Autograd memory usage for nn.Embedding

CvW · September 18, 2018, 10:23am

I’m creating a model where I try to dynamically add embeddings. I’ve now resorted to creating a fixed size embedding tensor from the start and just copying the new ones in. This large embedding matrix logically requires more memory to store, but by itself that is not a problem.

Where I do run into some problems is when I run my backwards pass of the model. I assumed that the actual size of the embedding matrix would not matter here, as only a set number of indices is selected and changed.
However, I noticed that during my backwards pass my memory usage suddenly increased by a factor 2 just to accommodate the embedding matrix.
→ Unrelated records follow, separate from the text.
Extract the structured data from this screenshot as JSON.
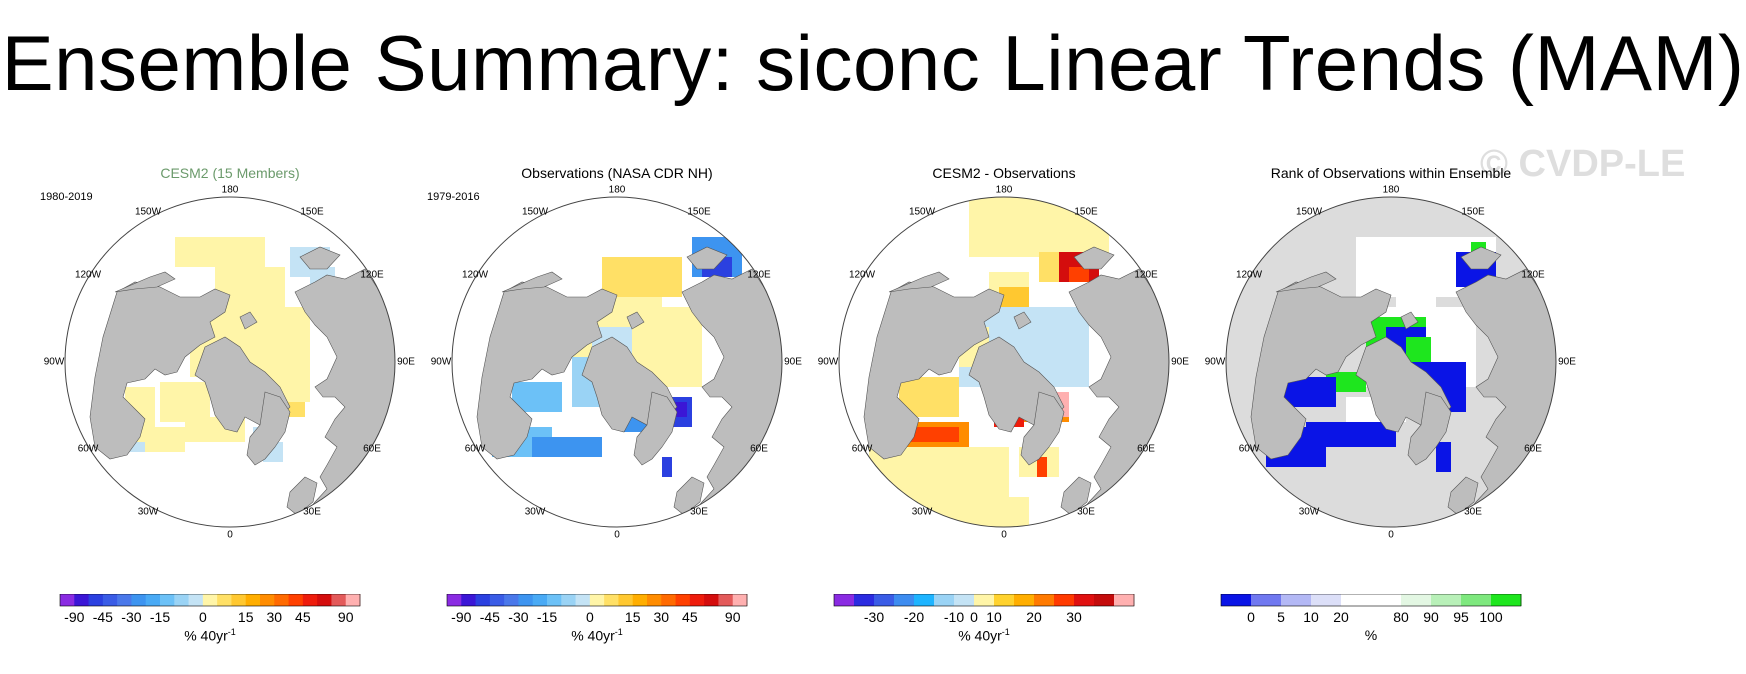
{
  "title": "Ensemble Summary: siconc Linear Trends (MAM)",
  "watermark": "© CVDP-LE",
  "lon_labels": {
    "n180": "180",
    "w150": "150W",
    "e150": "150E",
    "w120": "120W",
    "e120": "120E",
    "w90": "90W",
    "e90": "90E",
    "w60": "60W",
    "e60": "60E",
    "w30": "30W",
    "e30": "30E",
    "s0": "0"
  },
  "panels": [
    {
      "title": "CESM2 (15 Members)",
      "title_color": "#6b9a6b",
      "period": "1980-2019",
      "field": "cesm",
      "colorbar": {
        "colors": [
          "#8a2be2",
          "#3b16d6",
          "#2b40e0",
          "#3a5ce6",
          "#4a78ea",
          "#3d94f0",
          "#49aaf5",
          "#6cc1f7",
          "#9ad3f5",
          "#c4e3f5",
          "#fff5a8",
          "#ffe066",
          "#ffc830",
          "#ffae00",
          "#ff8c00",
          "#ff6a00",
          "#ff4000",
          "#ee1c0c",
          "#d40d0d",
          "#e35a5a",
          "#ffb0b0"
        ],
        "ticks": [
          "-90",
          "-45",
          "-30",
          "-15",
          "0",
          "15",
          "30",
          "45",
          "90"
        ],
        "tick_pos": [
          1,
          3,
          5,
          7,
          10,
          13,
          15,
          17,
          20
        ],
        "units": "% 40yr",
        "units_sup": "-1"
      }
    },
    {
      "title": "Observations (NASA CDR NH)",
      "title_color": "#000000",
      "period": "1979-2016",
      "field": "obs",
      "colorbar": {
        "colors": [
          "#8a2be2",
          "#3b16d6",
          "#2b40e0",
          "#3a5ce6",
          "#4a78ea",
          "#3d94f0",
          "#49aaf5",
          "#6cc1f7",
          "#9ad3f5",
          "#c4e3f5",
          "#fff5a8",
          "#ffe066",
          "#ffc830",
          "#ffae00",
          "#ff8c00",
          "#ff6a00",
          "#ff4000",
          "#ee1c0c",
          "#d40d0d",
          "#e35a5a",
          "#ffb0b0"
        ],
        "ticks": [
          "-90",
          "-45",
          "-30",
          "-15",
          "0",
          "15",
          "30",
          "45",
          "90"
        ],
        "tick_pos": [
          1,
          3,
          5,
          7,
          10,
          13,
          15,
          17,
          20
        ],
        "units": "% 40yr",
        "units_sup": "-1"
      }
    },
    {
      "title": "CESM2 - Observations",
      "title_color": "#000000",
      "period": "",
      "field": "diff",
      "colorbar": {
        "colors": [
          "#8a2be2",
          "#2b2be0",
          "#3a5ce6",
          "#3d8cf0",
          "#1eb4ff",
          "#9ad3f5",
          "#c4e3f5",
          "#fff5a8",
          "#ffd22e",
          "#ffae00",
          "#ff7a00",
          "#ff3a00",
          "#e01010",
          "#c40c0c",
          "#ffb0b0"
        ],
        "ticks": [
          "-30",
          "-20",
          "-10",
          "0",
          "10",
          "20",
          "30"
        ],
        "tick_pos": [
          2,
          4,
          6,
          7,
          8,
          10,
          12
        ],
        "units": "% 40yr",
        "units_sup": "-1"
      }
    },
    {
      "title": "Rank of Observations within Ensemble",
      "title_color": "#000000",
      "period": "",
      "field": "rank",
      "colorbar": {
        "colors": [
          "#0a14e6",
          "#7078f0",
          "#b3b8f5",
          "#dcdff8",
          "#ffffff",
          "#ffffff",
          "#e3f7e3",
          "#b8f0b8",
          "#7ee87e",
          "#1ee61e"
        ],
        "ticks": [
          "0",
          "5",
          "10",
          "20",
          "80",
          "90",
          "95",
          "100"
        ],
        "tick_pos": [
          1,
          2,
          3,
          4,
          6,
          7,
          8,
          9
        ],
        "units": "%",
        "units_sup": ""
      }
    }
  ]
}
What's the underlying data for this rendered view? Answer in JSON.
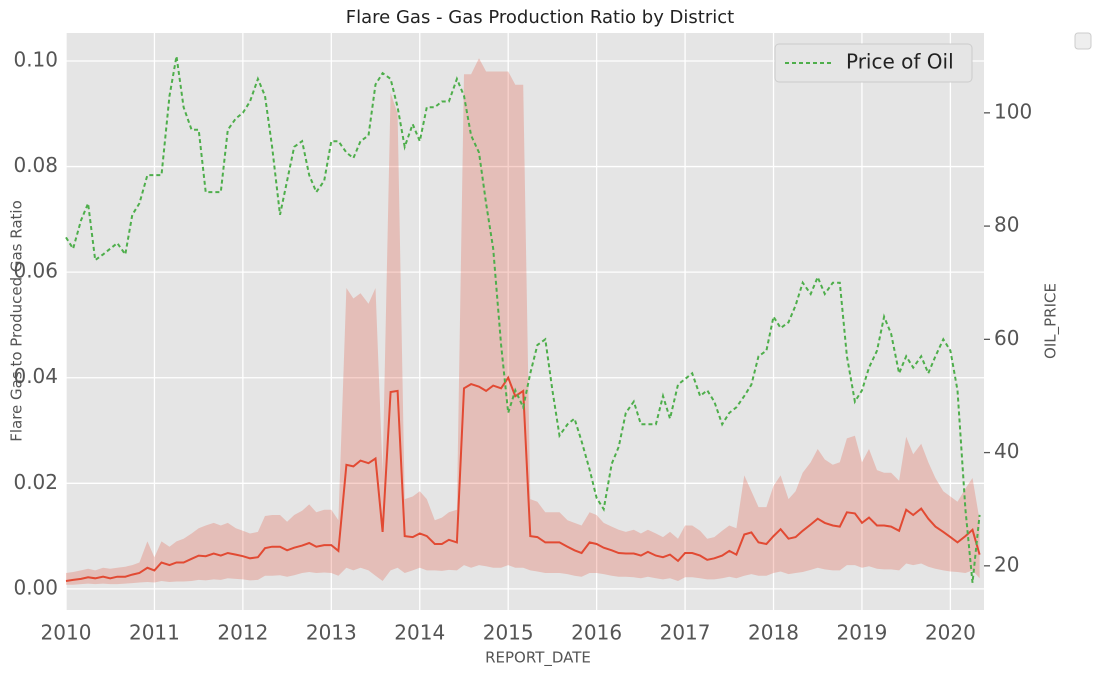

My question is thus as follows:
Does the backward pass on an embedding matrix update all the rows separately or only the ones that are actually indexed? If the first, would it not be more effective to create a temporary embedding matrix by just copying the required values out of embedding matrix into a smaller tensor; then using this for the forward and backward passes and reinsert it into the embedding matrix?
It seems a big waste of memory otherwise?
Thanks!

tom · September 18, 2018, 11:13am

Yes, that can be a big waste of memory.
For this reason, there is the sparse option to nn.Embedding to return sparse gradients and some notes on how to use that.

Best regards

Thomas